Всю свою жизнь я испытывал какое-то странное чувство, похожее на гипноз, когда смотрел на танцующих людей. И совсем неважно, где это происходило: в детстве во дворе под аккордеон голубятника Птичкина, в коридоре нашей коммуналки по большим праздникам или в деревенском клубе Золотицы на берегу Белого моря, куда меня занесло в студенческие годы.
* * *
Я вспомнил морской песчаный берег, усыпанный белыми, выгоревшими на солнце бревнами, ветхие покосившиеся деревенские избы, присыпанные песком. Я ездил туда на летние этюды. Это было время, когда каждый из нас пытался стать художником. Я где-то слышал выражение «процесс становления». Что это значило, я до сих пор не могу понять, но как сейчас помню фразу моего друга Марышева: «Не знаю, как тебе, а мне пора писать картину». Что он хотел этим сказать? Скорее всего, что хватит быть студентом и валять дурака, исписывая картонки 50×70. Пора натянуть холст на полутораметровый подрамник, загрунтовать его и изобразить нечто, что расскажет зрителю о твоем внутреннем мире. Очевидно, когда он произносил эту сакраментальную фразу, ему казалось, что свой мир он нашел, а в наличии моего он сомневался. И думаю, он был недалек от истины.
В самом деле, я целыми днями слонялся по Золотице, пытаясь понять, что меня возбуждает при взгляде на окружающую реальность. Иногда казалось, что это берег, бревна и избы. Но избы писали все – и Марышев, и Самарин. Правда, Марышев их писал с высоты птичьего полета. Для этого он каждое утро взбирался на горы и оттуда рисовал панораму деревни. Самарин тоже начал большую картину.
Это был своего рода жанр, которым увлекались передвижники, то есть жизнь простого народа. Самарин работал над групповым портретом рыбаков, сидевших за большим, грубо сбитым столом, положив тяжелые красные обветренные руки на столешницу. Перед ними жестяные миски, деревянные ложки, ломти хлеба, бутылка водки, а то и две. Из-под стола торчали огромные красные ноги, своей несоразмерностью напоминающие ласты, они упруго и тяжело упирались в пол.

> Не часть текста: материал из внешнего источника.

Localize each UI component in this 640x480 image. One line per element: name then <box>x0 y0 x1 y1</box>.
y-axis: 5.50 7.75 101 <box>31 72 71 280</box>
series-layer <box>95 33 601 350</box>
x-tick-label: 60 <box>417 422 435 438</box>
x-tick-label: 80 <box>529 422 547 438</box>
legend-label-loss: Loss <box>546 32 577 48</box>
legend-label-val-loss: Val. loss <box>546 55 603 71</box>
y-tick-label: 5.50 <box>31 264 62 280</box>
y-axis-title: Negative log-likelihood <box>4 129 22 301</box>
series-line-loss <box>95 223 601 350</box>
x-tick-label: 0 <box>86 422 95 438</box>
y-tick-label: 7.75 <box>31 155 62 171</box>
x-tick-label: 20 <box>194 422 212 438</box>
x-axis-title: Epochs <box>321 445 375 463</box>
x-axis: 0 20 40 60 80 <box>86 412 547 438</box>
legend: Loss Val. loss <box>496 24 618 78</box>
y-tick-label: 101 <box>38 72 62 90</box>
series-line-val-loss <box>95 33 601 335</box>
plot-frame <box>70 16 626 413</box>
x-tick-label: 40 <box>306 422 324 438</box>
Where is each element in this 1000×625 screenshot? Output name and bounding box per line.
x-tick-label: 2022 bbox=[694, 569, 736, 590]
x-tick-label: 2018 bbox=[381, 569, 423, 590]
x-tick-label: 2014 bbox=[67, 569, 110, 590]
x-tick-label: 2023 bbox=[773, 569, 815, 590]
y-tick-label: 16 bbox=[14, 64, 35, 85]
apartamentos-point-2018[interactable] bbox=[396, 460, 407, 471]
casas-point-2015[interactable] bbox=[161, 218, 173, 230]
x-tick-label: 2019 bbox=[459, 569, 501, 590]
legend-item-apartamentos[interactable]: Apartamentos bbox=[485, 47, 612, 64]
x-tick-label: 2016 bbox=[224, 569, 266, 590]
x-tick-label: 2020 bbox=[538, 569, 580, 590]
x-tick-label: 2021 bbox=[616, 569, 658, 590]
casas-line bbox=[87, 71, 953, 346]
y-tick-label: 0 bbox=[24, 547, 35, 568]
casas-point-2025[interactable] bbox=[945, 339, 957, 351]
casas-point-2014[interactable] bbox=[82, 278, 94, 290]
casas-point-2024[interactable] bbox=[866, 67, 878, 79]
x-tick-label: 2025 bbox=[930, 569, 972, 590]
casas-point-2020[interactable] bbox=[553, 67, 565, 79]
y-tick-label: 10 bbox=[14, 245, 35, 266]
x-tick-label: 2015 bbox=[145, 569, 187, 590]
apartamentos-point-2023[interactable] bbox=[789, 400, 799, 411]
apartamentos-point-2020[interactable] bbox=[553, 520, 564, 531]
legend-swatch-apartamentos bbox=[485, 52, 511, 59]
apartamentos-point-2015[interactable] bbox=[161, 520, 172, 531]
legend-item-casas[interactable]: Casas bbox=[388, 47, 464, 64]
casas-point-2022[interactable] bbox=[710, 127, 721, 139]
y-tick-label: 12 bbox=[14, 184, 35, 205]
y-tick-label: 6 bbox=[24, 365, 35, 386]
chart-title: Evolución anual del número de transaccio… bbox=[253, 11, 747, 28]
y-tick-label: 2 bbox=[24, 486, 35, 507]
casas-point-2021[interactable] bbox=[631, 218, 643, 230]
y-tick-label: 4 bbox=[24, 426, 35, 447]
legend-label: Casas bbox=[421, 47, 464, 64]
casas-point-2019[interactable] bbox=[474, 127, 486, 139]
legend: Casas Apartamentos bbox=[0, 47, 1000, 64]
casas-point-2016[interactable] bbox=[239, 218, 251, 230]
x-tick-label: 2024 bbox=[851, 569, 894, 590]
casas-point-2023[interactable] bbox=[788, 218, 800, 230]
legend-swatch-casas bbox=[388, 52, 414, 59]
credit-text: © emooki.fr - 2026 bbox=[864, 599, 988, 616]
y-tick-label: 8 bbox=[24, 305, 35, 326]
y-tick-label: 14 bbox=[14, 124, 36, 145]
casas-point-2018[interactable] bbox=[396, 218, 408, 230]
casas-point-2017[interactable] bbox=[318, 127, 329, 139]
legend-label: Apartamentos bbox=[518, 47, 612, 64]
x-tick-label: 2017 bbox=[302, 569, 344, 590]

Я тогда не мог понять, нравится или не нравится мне этот мир, но точно знал, что он не мой. Мне он казался иллюстрацией. В нем отсутствовало главное – атмосферное состояние. Будто из картины был выкачан воздух, свет… почти все, что мы называем настроением. Присутствие краски из тюбика нарушало гармонию и правдоподобность происходящего в картине. Она была смастырена, возможно даже мастерски, но с неуклюжей интервенцией автора-режиссера, который для большей выразительности перевел все в карикатуру.